Se il cash flow operazionale è negativo indica un fabbisogno, quindi tanto più esso sarà negativo tanto più
l'azienda non sarà sana, visto che nelle aziende sane i mezzi di copertura superano i fabbisogni.
Per concludere un'azienda sana avrà il saldo nella prima parte del quadro generale dei movimenti monetari,
quindi nella sezione fabbisogni, mentre un'azienda che non è sana, cioè che ha fabbisogni finanziari
maggiori dei mezzi di copertura, avrà il saldo nella seconda parte del quadro, quindi nella sezione mezzi di
copertura. Grazie a questo quadro è possibile calcolare un indice aziendale importante: il GAF. 

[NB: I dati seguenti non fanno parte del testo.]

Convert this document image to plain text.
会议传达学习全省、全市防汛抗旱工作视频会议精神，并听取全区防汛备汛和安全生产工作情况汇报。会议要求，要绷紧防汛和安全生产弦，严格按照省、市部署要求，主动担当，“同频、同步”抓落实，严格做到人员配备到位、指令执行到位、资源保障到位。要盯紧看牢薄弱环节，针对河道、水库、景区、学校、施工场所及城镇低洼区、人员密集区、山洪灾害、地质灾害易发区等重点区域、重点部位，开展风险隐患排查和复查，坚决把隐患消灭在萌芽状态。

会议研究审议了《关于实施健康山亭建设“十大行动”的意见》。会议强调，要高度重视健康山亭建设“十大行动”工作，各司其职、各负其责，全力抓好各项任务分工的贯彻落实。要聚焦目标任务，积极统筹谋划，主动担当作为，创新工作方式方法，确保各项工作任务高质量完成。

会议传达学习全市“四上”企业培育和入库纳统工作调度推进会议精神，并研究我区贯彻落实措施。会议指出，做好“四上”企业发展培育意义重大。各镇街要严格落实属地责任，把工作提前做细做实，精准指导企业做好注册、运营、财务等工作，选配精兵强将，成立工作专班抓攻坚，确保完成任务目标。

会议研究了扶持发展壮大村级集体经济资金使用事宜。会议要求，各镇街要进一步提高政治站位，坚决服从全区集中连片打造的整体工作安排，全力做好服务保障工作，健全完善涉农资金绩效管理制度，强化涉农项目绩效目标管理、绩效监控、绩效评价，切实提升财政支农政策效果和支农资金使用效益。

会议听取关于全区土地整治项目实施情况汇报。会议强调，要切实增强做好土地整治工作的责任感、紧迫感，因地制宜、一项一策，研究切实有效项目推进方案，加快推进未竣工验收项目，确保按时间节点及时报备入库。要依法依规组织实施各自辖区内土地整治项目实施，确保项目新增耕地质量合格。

Il GAF, cioè il grado di autonomia finanziaria di un'azienda, è dato dal rapporto tra cash flow (sia positivo
che negativo), pagamento dei dividendi e realizzo degli investimenti / investimenti (tecnici e finanziari) e
rimborso dei prestiti. Questi quozienti esprimono la capacità dell'azienda di operare in relativa
indipendenza dai creditori, cioè indicano la capacità di generare mezzi all'interno dell'azienda senza dover
ricorrere a fonti esterne (oggi le aziende sono perlopiù dipendenti dal mercato dei capitali); per certi versi
questi quozienti indicano la capacità di indebitamento. Più è alto il rapporto tra questi fattori maggiore sarà
la possibilità dell'autosufficienza finanziaria. Un'azienda però non deve puntare all'autosufficienza
finanziaria, bensì all'autonomia finanziaria, cioè deve cercare di ricorrere il meno possibile a fonti di terzi
(se si è indipendenti da terzi si è autosufficienti).
Grazie allo stato patrimoniale siamo in grado di capire se l'azienda è ricorsa all'autofinanziamento e ce ne
accorgiamo quando:

 le fonti di finanziamento diminuiscono nell'avere del conto, senza però alterare i finanziamenti nel
dare del conto;
 gli investimenti crescono o rimangono inalterati nel dare del conto e le fonti esterne diminuiscono
o rimangono uguali nell'avere del conto: ciò significa che lo stock degli investimenti aumenterà per
effetto dell'autofinanziamento.

Il ROE e il ROI
Oltre al cash flow è importante calcolare il ROE (return in equity), cioè il tasso di rendimento del capitale
proprio, che si ottiene dividendo il reddito netto e il capitale proprio, e il ROI (return on investiment), cioè il
tasso di rendimento del capitale investito, che si ottiene dividendo il reddito operativo e il capitale
investito. Il primo è importante perché tramite esso possiamo conoscere la redditività del capitale:
solitamente il capitale di credito risulta avere redditività maggiore rispetto al capitale proprio, motivo per il
quale oggi si parla di uso improprio del capitale o meglio di sottocapitalizzazione delle aziende.
Il secondo invece è importante perché, se confrontato con il tasso di interesse (i = oneri finanziari o
interessi passivi/investimento), è possibile capire se l’azienda possa indebitarsi (ROI ≥ i) oppure no (ROI < i).